Quand soudain, l’ordre tomba. Nous devions nous rendre dans le village de Seneffe pour empêcher la retraite des ennemis qui se trouvaient dans la plaine. Le comte de Montal, lieutenant général des armées du roi et gouverneur de Charleroi fut mis à la tête de cette attaque. Il s’élança au galop en direction du village, l’épée déjà hors du fourreau. À cet instant la peur s’envola, plus le temps pour moi de réfléchir, l’heure était venue de défendre nos couleurs. Je me mis à courir, tous les soldats du régiment firent de même, tel un seul homme suivant les traces de Monseigneur de Montal. Arrivés au village, la cadence fut ralentie. Seneffe était calme, trop calme. « Soyez attentifs messieurs », nous cria le comte de Montal. « Ils se sont sûrement cachés. Ils ne peuvent nous échapper ». Tous mes sens étaient en éveil. Je marchais prudemment, à l’affût du moindre mouvement.

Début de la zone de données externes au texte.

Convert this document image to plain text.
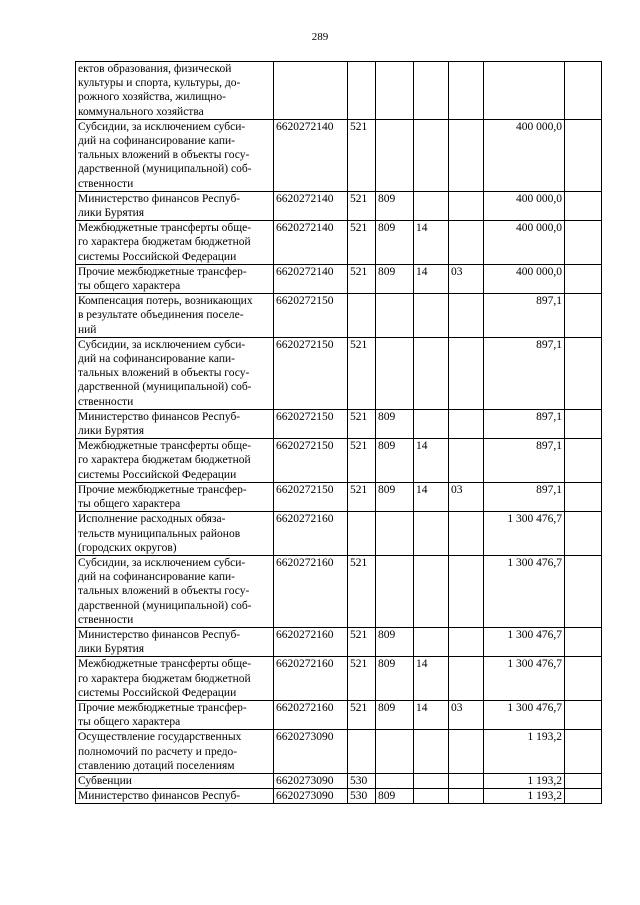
289
ектов образования, физической
культуры и спорта, культуры, до-
рожного хозяйства, жилищно-
коммунального хозяйства							

Субсидии, за исключением субси-
дий на софинансирование капи-
тальных вложений в объекты госу-
дарственной (муниципальной) соб-
ственности	6620272140	521				400 000,0	

Министерство финансов Респуб-
лики Бурятия	6620272140	521	809			400 000,0	

Межбюджетные трансферты обще-
го характера бюджетам бюджетной
системы Российской Федерации	6620272140	521	809	14		400 000,0	

Прочие межбюджетные трансфер-
ты общего характера	6620272140	521	809	14	03	400 000,0	

Компенсация потерь, возникающих
в результате объединения поселе-
ний	6620272150					897,1	

Субсидии, за исключением субси-
дий на софинансирование капи-
тальных вложений в объекты госу-
дарственной (муниципальной) соб-
ственности	6620272150	521				897,1	

Министерство финансов Респуб-
лики Бурятия	6620272150	521	809			897,1	

Межбюджетные трансферты обще-
го характера бюджетам бюджетной
системы Российской Федерации	6620272150	521	809	14		897,1	

Прочие межбюджетные трансфер-
ты общего характера	6620272150	521	809	14	03	897,1	

Исполнение расходных обяза-
тельств муниципальных районов
(городских округов)	6620272160					1 300 476,7	

Субсидии, за исключением субси-
дий на софинансирование капи-
тальных вложений в объекты госу-
дарственной (муниципальной) соб-
ственности	6620272160	521				1 300 476,7	

Министерство финансов Респуб-
лики Бурятия	6620272160	521	809			1 300 476,7	

Межбюджетные трансферты обще-
го характера бюджетам бюджетной
системы Российской Федерации	6620272160	521	809	14		1 300 476,7	

Прочие межбюджетные трансфер-
ты общего характера	6620272160	521	809	14	03	1 300 476,7	

Осуществление государственных
полномочий по расчету и предо-
ставлению дотаций поселениям	6620273090					1 193,2	

Субвенции	6620273090	530				1 193,2	

Министерство финансов Респуб-	6620273090	530	809			1 193,2	
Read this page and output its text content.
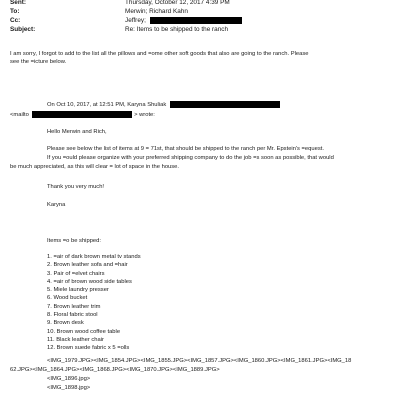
Sent:	Thursday, October 12, 2017 4:39 PM
To:	Merwin; Richard Kahn
Cc:	Jeffrey;
Subject:	Re: Items to be shipped to the ranch
I am sorry, I forgot to add to the list all the pillows and =ome other soft goods that also are going to the ranch. Please
see the =icture below.
On Oct 10, 2017, at 12:51 PM, Karyna Shuliak
<mailto	> wrote:
Hello Merwin and Rich,
Please see below the list of items at 9 = 71st, that should be shipped to the ranch per Mr. Epstein's =equest.
If you =ould please organize with your preferred shipping company to do the job =s soon as possible, that would
be much appreciated, as this will clear = lot of space in the house.
Thank you very much!
Karyna
Items =o be shipped:
1. =air of dark brown metal tv stands
2. Brown leather sofa and =hair
3. Pair of =elvet chairs
4. =air of brown wood side tables
5. Miele laundry presser
6. Wood bucket
7. Brown leather trim
8. Floral fabric stool
9. Brown desk
10. Brown wood coffee table
11. Black leather chair
12. Brown suede fabric x 5 =olls
<IMG_1979.JPG><IMG_1854.JPG><IMG_1855.JPG><IMG_1857.JPG><IMG_1860.JPG><IMG_1861.JPG><IMG_18
62.JPG><IMG_1864.JPG><IMG_1868.JPG><IMG_1870.JPG><IMG_1889.JPG>
<IMG_1896.jpg>
<IMG_1898.jpg>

Tout à coup, un léger grincement, venant de l’église se fit entendre. Je pense que c’est à cet instant précis que la bataille de Seneffe commença véritablement. En effet, un soldat hollandais avait tenté de se cacher dans l’église du village et c’est en fermant la porte qu’il avait par mégarde attiré l’attention de notre armée. Moi et mes compagnons d’armes découvrirent donc un grand nombre de soldats ennemis réfugiés dans cette église. Ces hommes semblaient épouvantés et ne savaient plus quoi faire. L’église fut prise d’assaut par notre bataillon. Il n’y eut pas de prisonnier. Tous ceux qui ne prirent pas la fuite furent massacrés. Et pourtant, chaque soldat ennemi que j’affrontais fit preuve d’une bravoure et d’un courage remarquable. La part d’humanité qui était en moi avait désormais disparu. J’abattais un homme, en transperçais un autre et encore un autre, sans jamais reprendre mon souffle et, ce, jusqu’à ce qu’il n’y ait plus personne. Pendant ce temps, une autre partie du régiment fouillait chaque maison du village pour y terrasser l’un ou l’autre soldat sous le regard terrifié des habitants.